Chicken’s Kitchen’s Choice Morsels Keep Customers Coming Back
If variety is the spice of life, then Chicken’s Kitchen in Gretna could be considered one of its culinary epicenters. So much so that it was named to The New York Times “Restaurant List 2022: 50 Places In America We Are Most Excited About Right Now.”
On the Menu
The menu — colorfully written on a large blackboard on the wall — features daily specials Monday through Friday that include fried chicken, braised beef, half-stuffed Cornish hen, oxtails (the first Tuesday of the month), smothered turkey necks, Five-Star Mac (named for the five cheeses used for it), potato salad, seafood smothered okra, and candied yams, to name just a few. Other options include red beans, white beans, and black-eyed peas with rice dishes.
Then there are the multiple ways you can combine them: a fried pork chop with white beans, cabbage, and candied yams might be your preference, or perhaps red beans with fried chicken, Five-Star Mac, and honey cornbread is more your style.
Each combination offers a unique and delicious flavor profile. (Combine some white beans and rice with the candied yams. Trust us.)
And don’t forget to finish the meal with a sweet treat by Anointed Confections.
Take-Out Plate Lunches
The man behind this culinary cornucopia is restaurant owner Marlon Chukumerije — his nickname is Chicken, hence the restaurant’s name.
Chukumerije’s mother and grandmother taught him to cook, and in 2014, a friend asked him to cater a wedding. Out of this adventure grew a catering business, and when the opportunity arose to open a restaurant in September 2020, he took it.

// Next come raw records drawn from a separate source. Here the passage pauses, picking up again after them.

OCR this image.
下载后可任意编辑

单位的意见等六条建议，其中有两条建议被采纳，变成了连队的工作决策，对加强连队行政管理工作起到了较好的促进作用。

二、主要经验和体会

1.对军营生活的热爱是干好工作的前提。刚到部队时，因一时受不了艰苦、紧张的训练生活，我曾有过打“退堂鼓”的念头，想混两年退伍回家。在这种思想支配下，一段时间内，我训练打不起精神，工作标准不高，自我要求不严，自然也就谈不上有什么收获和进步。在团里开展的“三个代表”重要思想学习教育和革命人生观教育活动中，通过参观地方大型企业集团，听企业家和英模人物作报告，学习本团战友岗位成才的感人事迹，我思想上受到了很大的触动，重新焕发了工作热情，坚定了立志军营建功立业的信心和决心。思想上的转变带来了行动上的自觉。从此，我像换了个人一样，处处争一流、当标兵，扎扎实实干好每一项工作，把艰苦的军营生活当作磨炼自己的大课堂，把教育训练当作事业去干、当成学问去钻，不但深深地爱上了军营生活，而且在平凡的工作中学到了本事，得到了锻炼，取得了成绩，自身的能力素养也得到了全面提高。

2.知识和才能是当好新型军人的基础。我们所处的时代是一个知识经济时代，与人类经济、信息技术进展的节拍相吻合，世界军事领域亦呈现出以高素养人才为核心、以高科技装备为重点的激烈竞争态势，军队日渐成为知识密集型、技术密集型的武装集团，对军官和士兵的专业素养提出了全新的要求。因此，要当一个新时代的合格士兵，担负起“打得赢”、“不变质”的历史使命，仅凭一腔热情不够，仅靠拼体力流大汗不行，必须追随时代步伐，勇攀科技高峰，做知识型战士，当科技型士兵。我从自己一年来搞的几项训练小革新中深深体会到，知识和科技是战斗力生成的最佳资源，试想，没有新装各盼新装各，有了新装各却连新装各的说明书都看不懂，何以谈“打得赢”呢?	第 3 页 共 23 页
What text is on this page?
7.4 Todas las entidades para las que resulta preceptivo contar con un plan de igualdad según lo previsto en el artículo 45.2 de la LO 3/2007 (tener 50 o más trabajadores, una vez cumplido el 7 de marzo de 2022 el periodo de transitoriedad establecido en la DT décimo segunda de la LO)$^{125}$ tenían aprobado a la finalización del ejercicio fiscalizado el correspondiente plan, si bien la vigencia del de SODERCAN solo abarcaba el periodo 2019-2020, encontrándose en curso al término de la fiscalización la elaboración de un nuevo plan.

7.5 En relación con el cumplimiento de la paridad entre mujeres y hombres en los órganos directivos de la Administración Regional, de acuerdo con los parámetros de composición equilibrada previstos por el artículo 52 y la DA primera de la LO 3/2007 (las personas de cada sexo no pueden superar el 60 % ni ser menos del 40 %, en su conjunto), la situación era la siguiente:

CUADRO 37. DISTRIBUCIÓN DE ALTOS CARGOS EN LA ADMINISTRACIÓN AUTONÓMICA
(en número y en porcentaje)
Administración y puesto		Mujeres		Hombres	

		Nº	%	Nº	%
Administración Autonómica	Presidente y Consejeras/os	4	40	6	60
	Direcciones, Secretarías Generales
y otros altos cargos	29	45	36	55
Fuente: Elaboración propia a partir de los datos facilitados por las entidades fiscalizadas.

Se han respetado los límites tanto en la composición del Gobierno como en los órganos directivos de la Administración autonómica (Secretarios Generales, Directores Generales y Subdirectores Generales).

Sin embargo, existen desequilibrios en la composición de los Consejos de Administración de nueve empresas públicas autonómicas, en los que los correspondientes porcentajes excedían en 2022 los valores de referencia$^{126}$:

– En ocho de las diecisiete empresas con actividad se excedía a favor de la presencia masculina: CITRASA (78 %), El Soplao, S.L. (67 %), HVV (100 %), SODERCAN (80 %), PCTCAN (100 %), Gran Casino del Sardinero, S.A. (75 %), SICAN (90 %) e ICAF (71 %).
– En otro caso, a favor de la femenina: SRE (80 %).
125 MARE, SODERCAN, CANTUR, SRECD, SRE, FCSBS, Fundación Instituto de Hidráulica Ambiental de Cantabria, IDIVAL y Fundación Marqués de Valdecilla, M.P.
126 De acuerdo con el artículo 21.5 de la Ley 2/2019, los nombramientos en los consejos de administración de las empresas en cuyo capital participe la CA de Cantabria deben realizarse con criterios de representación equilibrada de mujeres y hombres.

The menu he created features New Orleans and southern-style dishes that work well as take-out plate lunches.
“The idea was to find things that hold well in the heat, things that could stay long and not
change the quality,” says Chukumerije.
“There are things I would love to add to the menu, but we just can’t,” he adds, stating certain pasta dishes and vegetables don’t work well for take-out, while others do.
Red Beans & Rice, Perfected
One dish he worked hard to perfect was the red beans and rice.
“When we opened, we made red beans four or five different ways,” he said. “It was trial and error.”
“And I landed on this version because I got the most consistent feedback from customers.”
The version Chukumerije and his crew hit on starts with Camellia Red Kidney beans soaked overnight.
Green onions, celery and parsley are added, then Tony Chachere’s, Italian seasoning, onion, garlic powder, and chicken bouillon powder, which he says amplifies the flavors.
When it came to pork, he worked hard to find the right cut and flavor.
“Certain people have pork issues,” he says, noting that ham seasoning, salt pork, and pickled pork (tips, tails, for example) were not popular.
The one ingredient everyone liked was smoked sausage. “That’s the only meat we put in it,” he says.
For the restaurant’s white beans dish, Chukumerije uses Camellia Navy Beans and the same cooking process and ingredients used for the red beans.
As for the blackeye peas, Chukumerije uses scraps from that day’s fried ribs to add flavor.
Red beans are traditionally served on Monday, blackeye peas on Tuesday, and white beans on Wednesday.
A Love of Green Onions
Another unexpected ingredient used in Chicken Kitchen’s bean & rice dishes is green onion. “Something I learned here that I think gives our beans a unique flavor, which most people don’t do, is we finish it off with lots of green onions,” he says. “Right when we are doing the cooking, while it’s still super hot, we put the chopped green onions in there and mix it.
“It elevates it to a whole different level,” he says.
Praise for Chicken’s Kitchen
What Chukumerije is doing is working based on the line of customers outside of the restaurant who know to get there early as food often sells out fast. And, of course, the restaurant’s recognition in the New York Times.
“It’s a gratifying achievement that wouldn’t even be possible without the community support we get on the daily. That’s more special to me,” he says.